Like Monsters, Inc. before it, it's incredibly high concept and rather baldfacedly political. If you're going to make your movie an allegory, I suppose there are worse things than sustainability to rally around and overblown corporatism to rally against. The film also lampoons our increasing reliance on mechanization, which I am less enthusiastic about, but the commentary is thematically strong.
There's nothing explicitly wrong with the back two thirds, my problem is just that once the transition is made, it feels like the air gets let out of the story's sails. Stanton must have known this, which is why the final hour is lined wall to wall with electric chase sequence after electric chase sequence, as if to distract us from whatever lost potential the movie might have had. You could argue that the move to the mothership is a necessary plot development, as the first half hour could not be sustainable *cough* over an entire feature film runtime. That might be right, but I also wonder why exactly not.
At any rate, the rest of the movie is exciting. The way the spaceship functions is super interesting too, and all of the robot workers in the movie are imbued with a tremendous amount of personality. I don't like the humans nearly as much. The character models are weirdly cartoony compared to the gutpunching realism of Earth, or even the heavily featured recordings of Shelby Forthright (Fred Willard) from years past. WALL-E himself feels far more grounded than any of the people. This is meant to be a critique of course, but I found it off-putting, perhaps not even in the way it was intended to be off-putting.
The movie ends with humanity triumphantly returning to Earth, of course. It's a good finish, but it felt a bit sloppy to me. We've seen these fat techie humans regain the desire to repopulate the Earth, but I simply don't believe they're capable. It feels idealistic. Thankfully, this very issue is tackled in the end credits with a montage of humanity's reconstruction of its home planet. The art style, shifting from image to image to represent different eras of cultural progression, shows humans building fire and farming and such with the considerable aid of their robot companions. It is one of my all-time favorite credit sequences.
I can't give WALL-E as high of a score as I wish I could, but it is nevertheless essential viewing. Eight years later and Pixar's achievements here feel no less revolutionary than the day this special movie was released.
4 / 5 BLOBS
The Short: Presto
Presto, like all great animated slapstick, stars a mischievous bunny rabbit. The gimmick has all of the visceral space-and-logic pleasure of a game of Portal: The magician owns two magic hats that share a teleportational connection. To perform the famed bunny-out-of-the-hat trick, he makes his bunny wear the one hat backstage while he uses the other onstage. But when the bunny is feeling uncooperative because he hasn't gotten his carrot yet, all manner of mindbending hijinks ensue.

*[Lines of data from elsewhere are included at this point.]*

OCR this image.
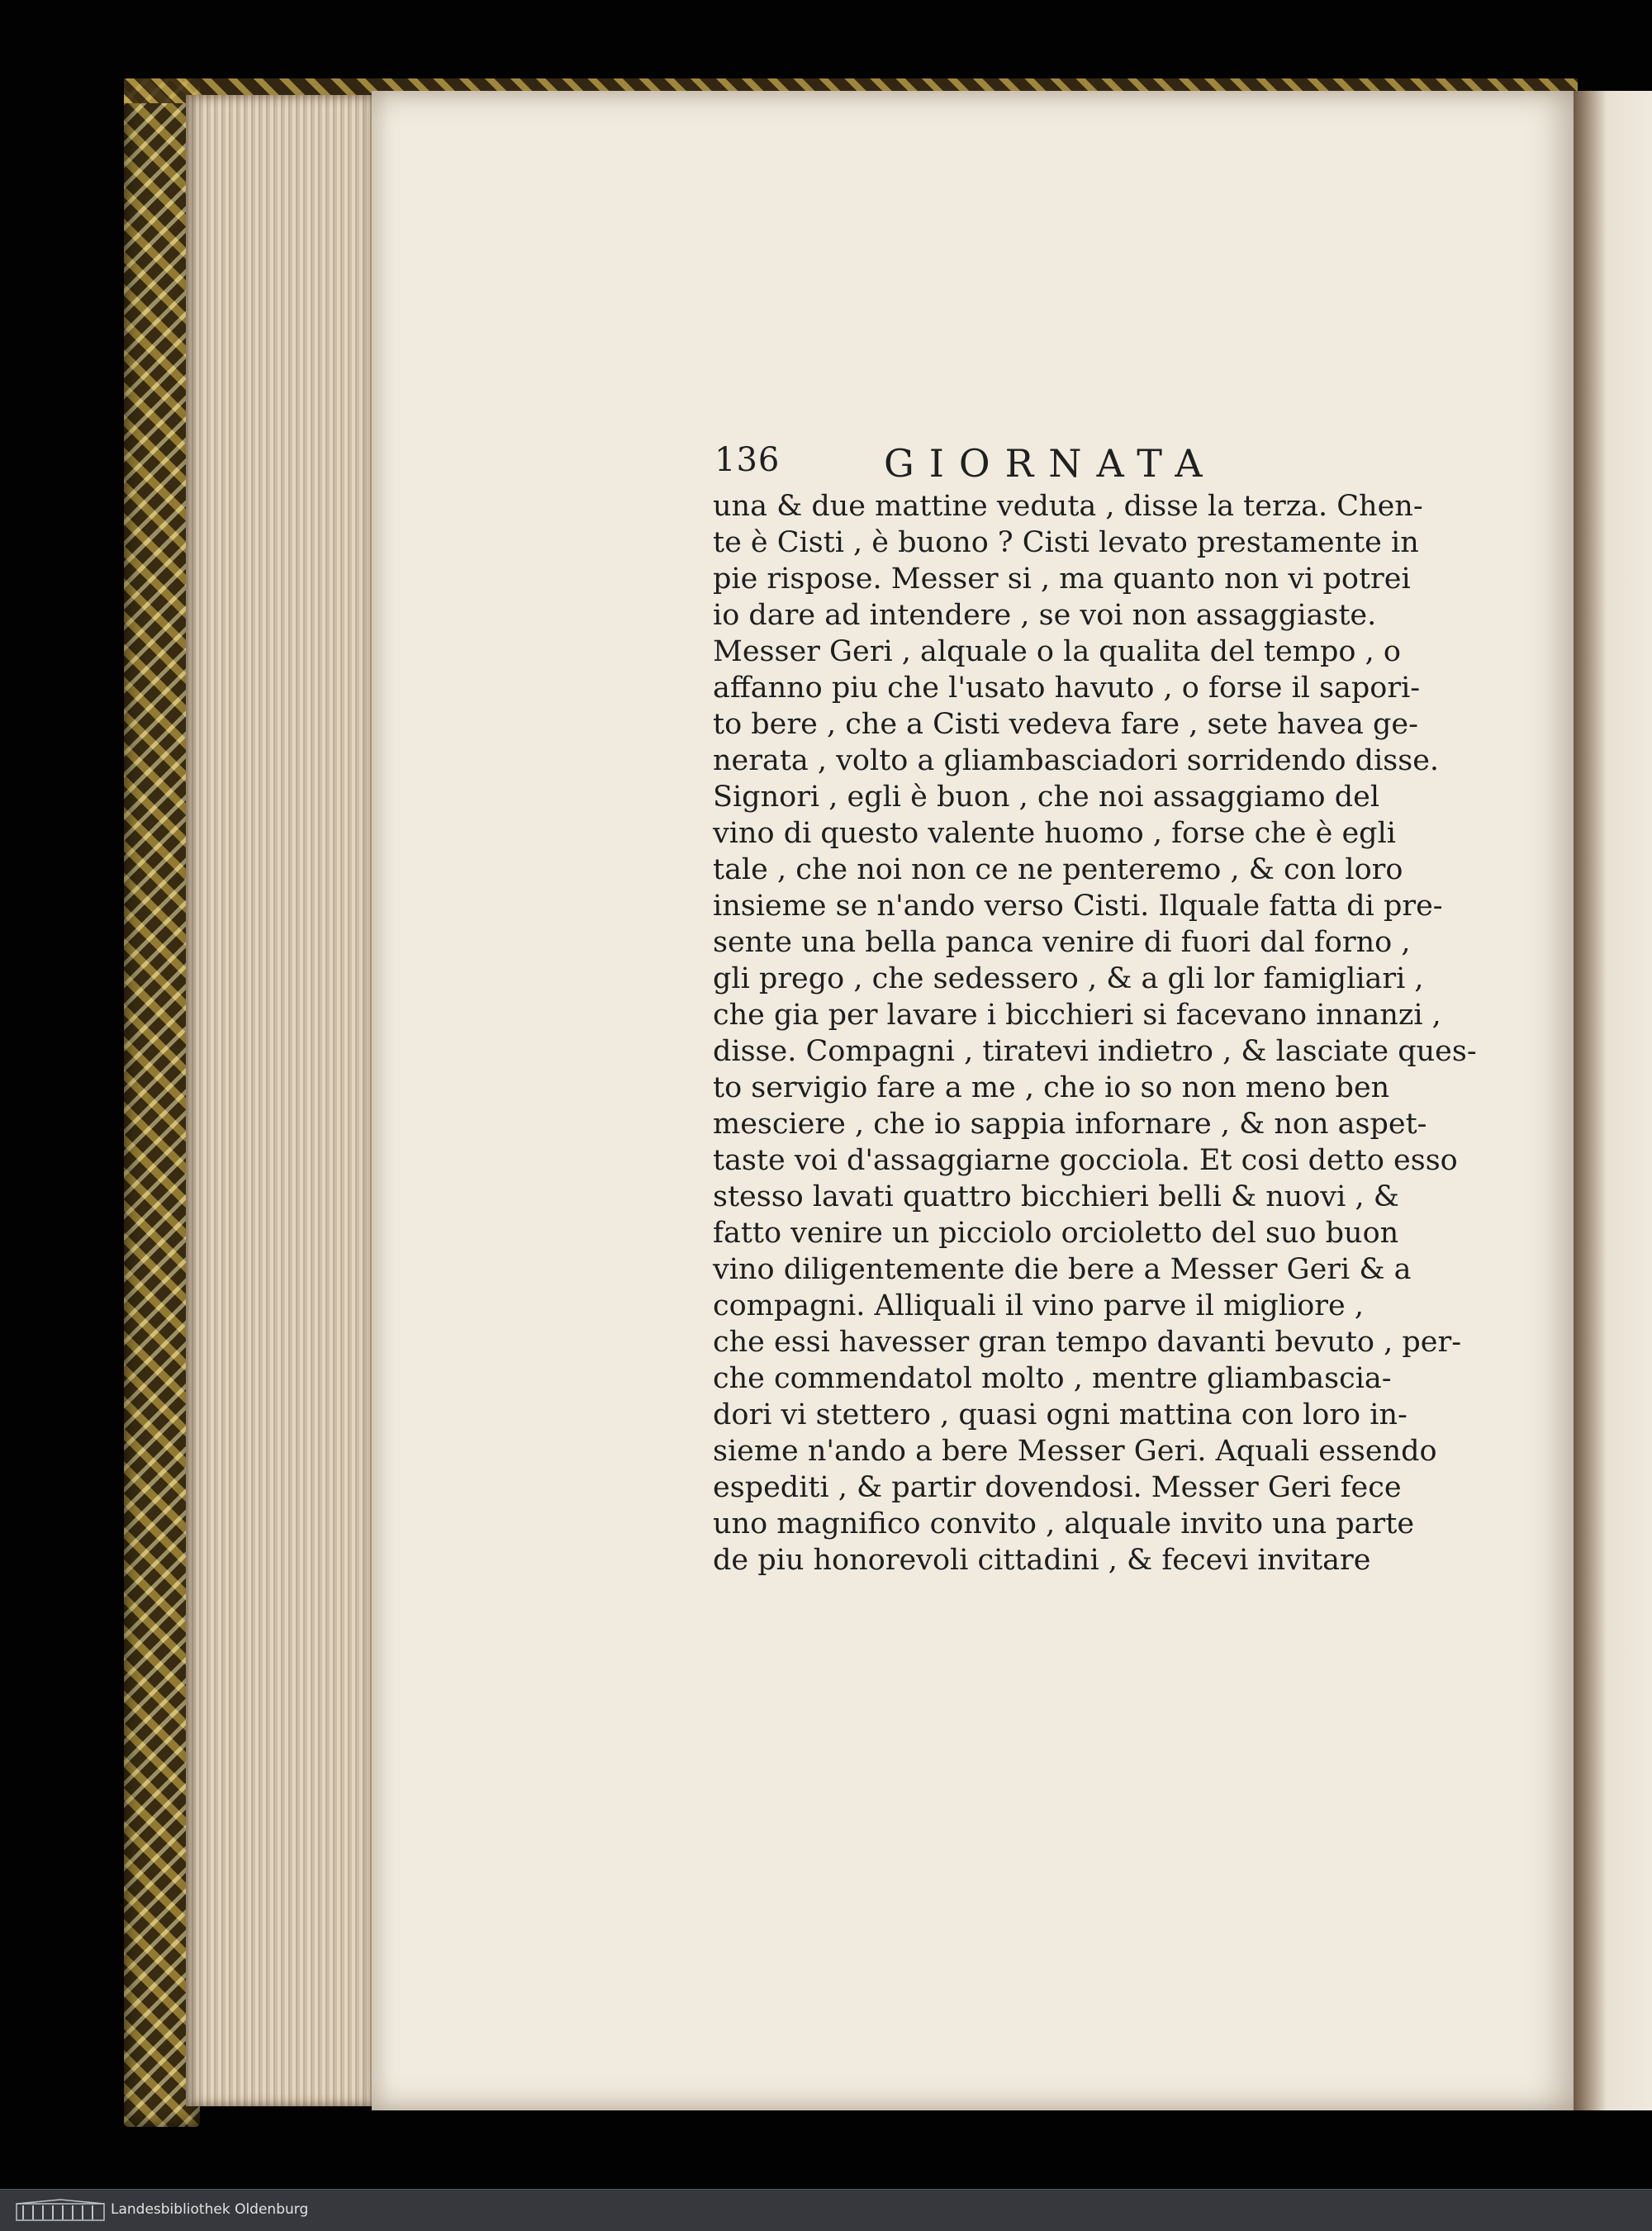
136	GIORNATA
una & due mattine veduta , disse la terza. Chen-
te è Cisti , è buono ? Cisti levato prestamente in
pie rispose. Messer si , ma quanto non vi potrei
io dare ad intendere , se voi non assaggiaste.
Messer Geri , alquale o la qualita del tempo , o
affanno piu che l'usato havuto , o forse il sapori-
to bere , che a Cisti vedeva fare , sete havea ge-
nerata , volto a gliambasciadori sorridendo disse.
Signori , egli è buon , che noi assaggiamo del
vino di questo valente huomo , forse che è egli
tale , che noi non ce ne penteremo , & con loro
insieme se n'ando verso Cisti. Ilquale fatta di pre-
sente una bella panca venire di fuori dal forno ,
gli prego , che sedessero , & a gli lor famigliari ,
che gia per lavare i bicchieri si facevano innanzi ,
disse. Compagni , tiratevi indietro , & lasciate ques-
to servigio fare a me , che io so non meno ben
mesciere , che io sappia infornare , & non aspet-
taste voi d'assaggiarne gocciola. Et cosi detto esso
stesso lavati quattro bicchieri belli & nuovi , &
fatto venire un picciolo orcioletto del suo buon
vino diligentemente die bere a Messer Geri & a
compagni. Alliquali il vino parve il migliore ,
che essi havesser gran tempo davanti bevuto , per-
che commendatol molto , mentre gliambascia-
dori vi stettero , quasi ogni mattina con loro in-
sieme n'ando a bere Messer Geri. Aquali essendo
espediti , & partir dovendosi. Messer Geri fece
uno magnifico convito , alquale invito una parte
de piu honorevoli cittadini , & fecevi invitare
Landesbibliothek Oldenburg
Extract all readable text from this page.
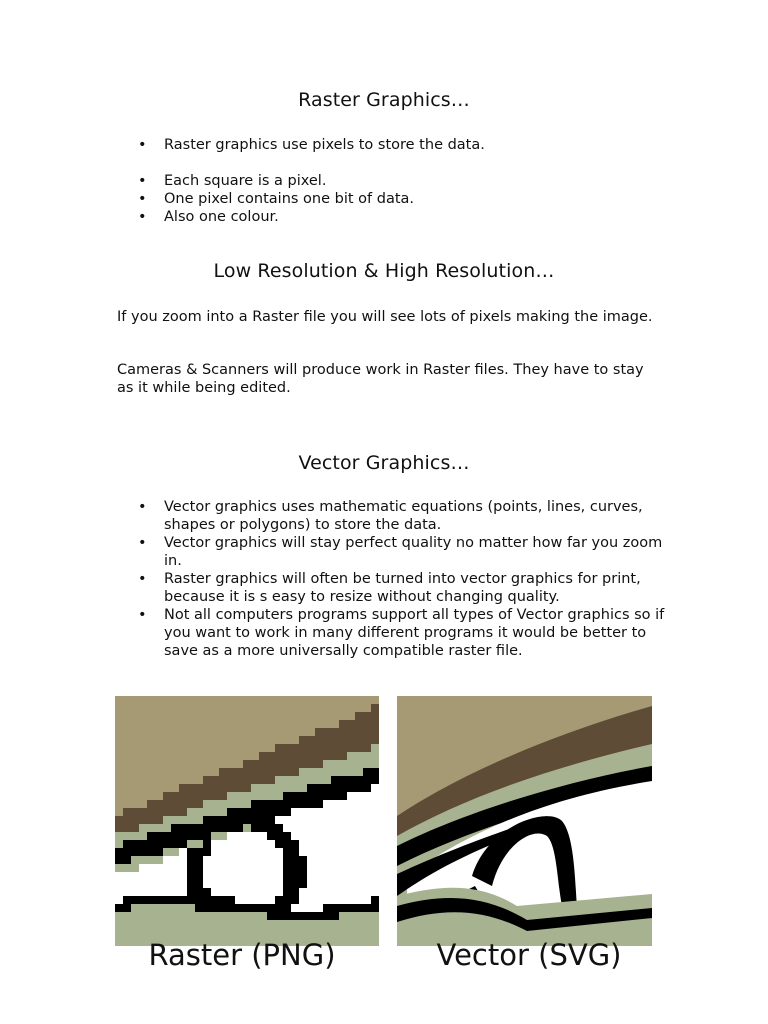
Raster Graphics…
• Raster graphics use pixels to store the data.
• Each square is a pixel.
• One pixel contains one bit of data.
• Also one colour.
Low Resolution & High Resolution…

If you zoom into a Raster file you will see lots of pixels making the image.

Cameras & Scanners will produce work in Raster files. They have to stay as it while being edited.

Vector Graphics…
• Vector graphics uses mathematic equations (points, lines, curves, shapes or polygons) to store the data.
• Vector graphics will stay perfect quality no matter how far you zoom in.
• Raster graphics will often be turned into vector graphics for print, because it is s easy to resize without changing quality.
• Not all computers programs support all types of Vector graphics so if you want to work in many different programs it would be better to save as a more universally compatible raster file.
Raster (PNG)	Vector (SVG)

I'm not sure why I should have been inspired by this particular short to say so, but among the list of Pixar's incredible achievements is putting the short film as an art form on the radar of the general public. Short films, like short fiction, are criminally overlooked by almost everybody (myself included). In putting such care and craft into the form and releasing their shorts theatrically, they are bringing an underused medium to the masses, and for that I am grateful.